Organ’s plays have been commissioned by the Atlantic Theater Company and developed by theatres including the Barrow Group, the New Group, Page 73, South Coast Rep, and the Gulfshore Playhouse. His most recent play, 17 Minutes, was extended Off-Broadway at the Barrow Group and had its European premiere at the Edinburgh Festival Fringe. Durham is a Black gay American playwright. He is a Samuel French Short Play Festival winner and an National Playwrights Conference semi-finalist. Durham has received several commissions and has been published by Concord Theatricals and Theatrical Rights Worldwide.
The Premiere Play Festival is an annual regional competition for unproduced scripts that offers developmental opportunities to playwrights with strong affiliations to the Union metropolitan area. Up to five new plays are developed each year as part of the festival, after which one play is selected for a full production and another is workshopped.
Another program of the theatre is the Liberty Live Commission, a biennial program for New Jersey playwrights to support the creation of new plays that explore New Jersey history. This year two playwrights have been selected for this program: Benjamin V. Marshall, whose play Still will explore the life of Underground Railroad leader and abolitionist William Still, and Melissa Toomey, whose play with music, Upstage(d), is about Asbury Park’s legendary Upstage Club.
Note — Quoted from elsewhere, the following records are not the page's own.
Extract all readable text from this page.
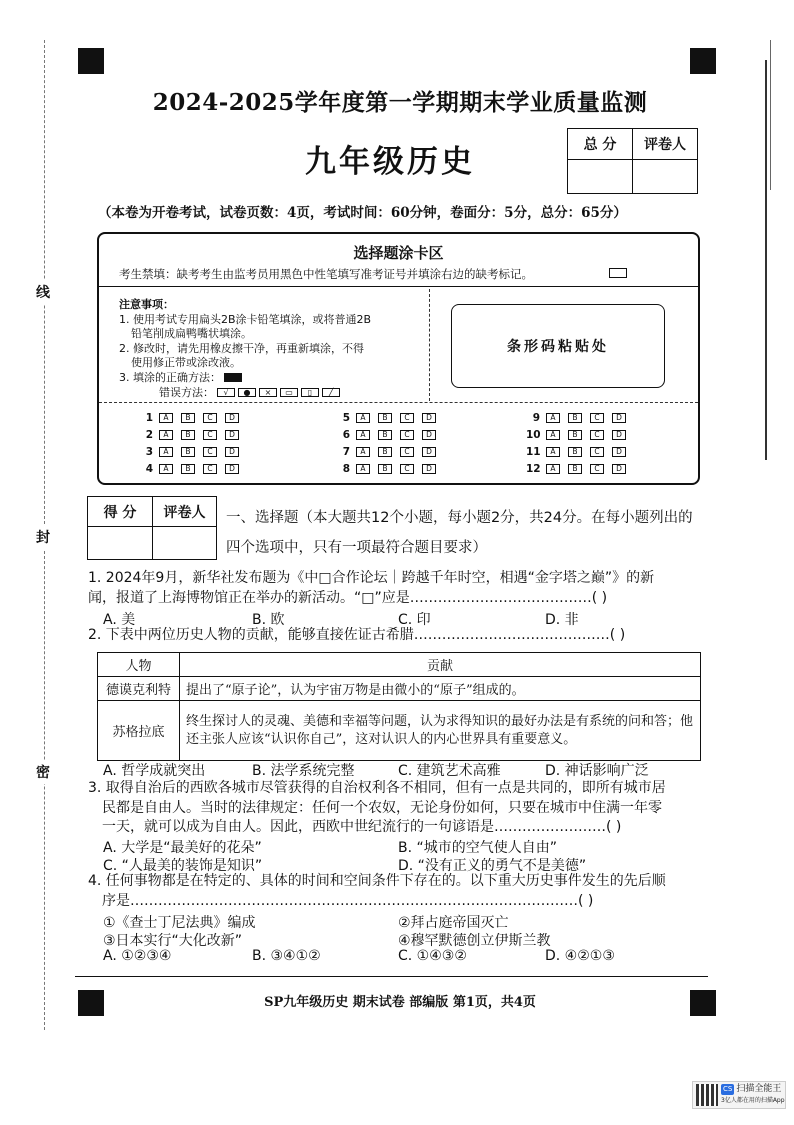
线
封
密
2024-2025学年度第一学期期末学业质量监测
九年级历史	总 分	评卷人

（本卷为开卷考试，试卷页数：4页，考试时间：60分钟，卷面分：5分，总分：65分）
选择题涂卡区
考生禁填：缺考考生由监考员用黑色中性笔填写准考证号并填涂右边的缺考标记。
注意事项：
1. 使用考试专用扁头2B涂卡铅笔填涂，或将普通2B
铅笔削成扁鸭嘴状填涂。
2. 修改时，请先用橡皮擦干净，再重新填涂，不得
使用修正带或涂改液。
3. 填涂的正确方法：
错误方法： √ ● × ▭ ▯ ╱
条形码粘贴处
1	A	B	C	D
2	A	B	C	D
3	A	B	C	D
4	A	B	C	D
5	A	B	C	D
6	A	B	C	D
7	A	B	C	D
8	A	B	C	D
9	A	B	C	D
10	A	B	C	D
11	A	B	C	D
12	A	B	C	D
得 分	评卷人
	一、选择题（本大题共12个小题，每小题2分，共24分。在每小题列出的四个选项中，只有一项最符合题目要求）
1. 2024年9月，新华社发布题为《中□合作论坛｜跨越千年时空，相遇“金字塔之巅”》的新
闻，报道了上海博物馆正在举办的新活动。“□”应是…………………………………( )
A. 美	B. 欧	C. 印	D. 非
2. 下表中两位历史人物的贡献，能够直接佐证古希腊……………………………………( )
人物	贡献
德谟克利特	提出了“原子论”，认为宇宙万物是由微小的“原子”组成的。
苏格拉底	终生探讨人的灵魂、美德和幸福等问题，认为求得知识的最好办法是有系统的问和答；他还主张人应该“认识你自己”，这对认识人的内心世界具有重要意义。
A. 哲学成就突出	B. 法学系统完整	C. 建筑艺术高雅	D. 神话影响广泛
3. 取得自治后的西欧各城市尽管获得的自治权利各不相同，但有一点是共同的，即所有城市居
民都是自由人。当时的法律规定：任何一个农奴，无论身份如何，只要在城市中住满一年零
一天，就可以成为自由人。因此，西欧中世纪流行的一句谚语是……………………( )
A. 大学是“最美好的花朵”	B. “城市的空气使人自由”
C. “人最美的装饰是知识”	D. “没有正义的勇气不是美德”
4. 任何事物都是在特定的、具体的时间和空间条件下存在的。以下重大历史事件发生的先后顺
序是……………………………………………………………………………………( )
①《查士丁尼法典》编成	②拜占庭帝国灭亡
③日本实行“大化改新”	④穆罕默德创立伊斯兰教
A. ①②③④	B. ③④①②	C. ①④③②	D. ④②①③
SP九年级历史 期末试卷 部编版 第1页，共4页
CS 扫描全能王
3亿人都在用的扫描App
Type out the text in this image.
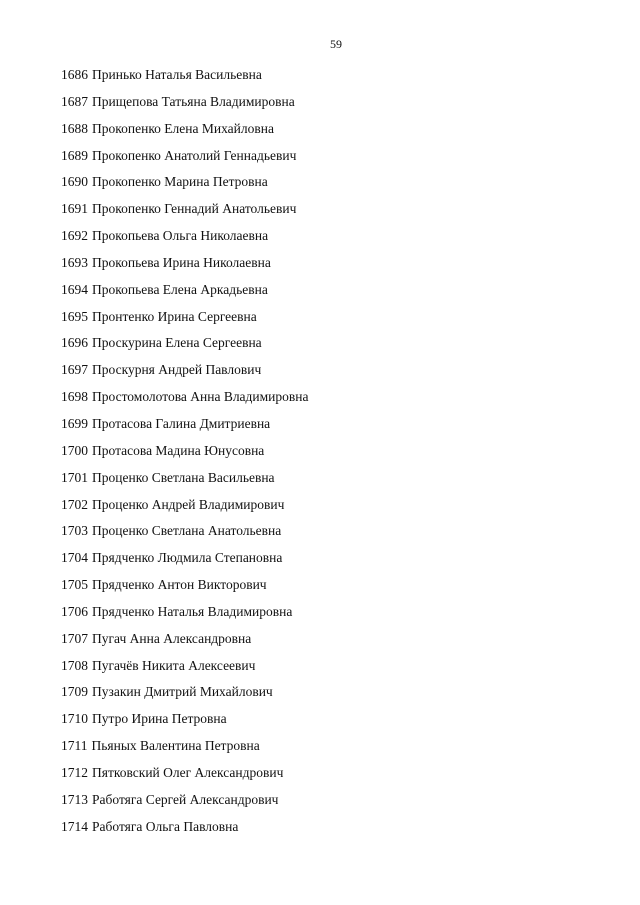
59
1686 Принько Наталья Васильевна
1687 Прищепова Татьяна Владимировна
1688 Прокопенко Елена Михайловна
1689 Прокопенко Анатолий Геннадьевич
1690 Прокопенко Марина Петровна
1691 Прокопенко Геннадий Анатольевич
1692 Прокопьева Ольга Николаевна
1693 Прокопьева Ирина Николаевна
1694 Прокопьева Елена Аркадьевна
1695 Пронтенко Ирина Сергеевна
1696 Проскурина Елена Сергеевна
1697 Проскурня Андрей Павлович
1698 Простомолотова Анна Владимировна
1699 Протасова Галина Дмитриевна
1700 Протасова Мадина Юнусовна
1701 Проценко Светлана Васильевна
1702 Проценко Андрей Владимирович
1703 Проценко Светлана Анатольевна
1704 Прядченко Людмила Степановна
1705 Прядченко Антон Викторович
1706 Прядченко Наталья Владимировна
1707 Пугач Анна Александровна
1708 Пугачёв Никита Алексеевич
1709 Пузакин Дмитрий Михайлович
1710 Путро Ирина Петровна
1711 Пьяных Валентина Петровна
1712 Пятковский Олег Александрович
1713 Работяга Сергей Александрович
1714 Работяга Ольга Павловна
Premiere Stages will present staged readings of Still, directed by Marshall Jones III, Nov. 17-19, while Upstage(d) remains in early development, with a reading to be announced at a later date.
Marshall’s plays have been performed and developed at the HBO New Writers Workshop, WBEZ Chicago Public Radio, Theatre for the New City, Luna Stage, Playwrights Theatre of New Jersey, Interact Theatre in Philadelphia, the Warner’s International Playwrights, the Berrie Center, the National Playwrights Symposium at Cape May, and the Kennedy Center. Toomey has recently developed plays with The Actors Studio, Luna Stage Company, The Tank, Fresh Ground Pepper, INKubator at Art House Productions, NJ Play Lab, Theatre for the New City, and more. Her work was recently published by Smith & Kraus.
Premiere Stages is a professional theatre company in residence at Kean University. The company seeks to serve the cultural needs of northern and central New Jersey through the development and production of theatre premieres, professional development, and educational initiatives for the local and campus communities, and the support and cultivation of emerging playwrights and theatre artists.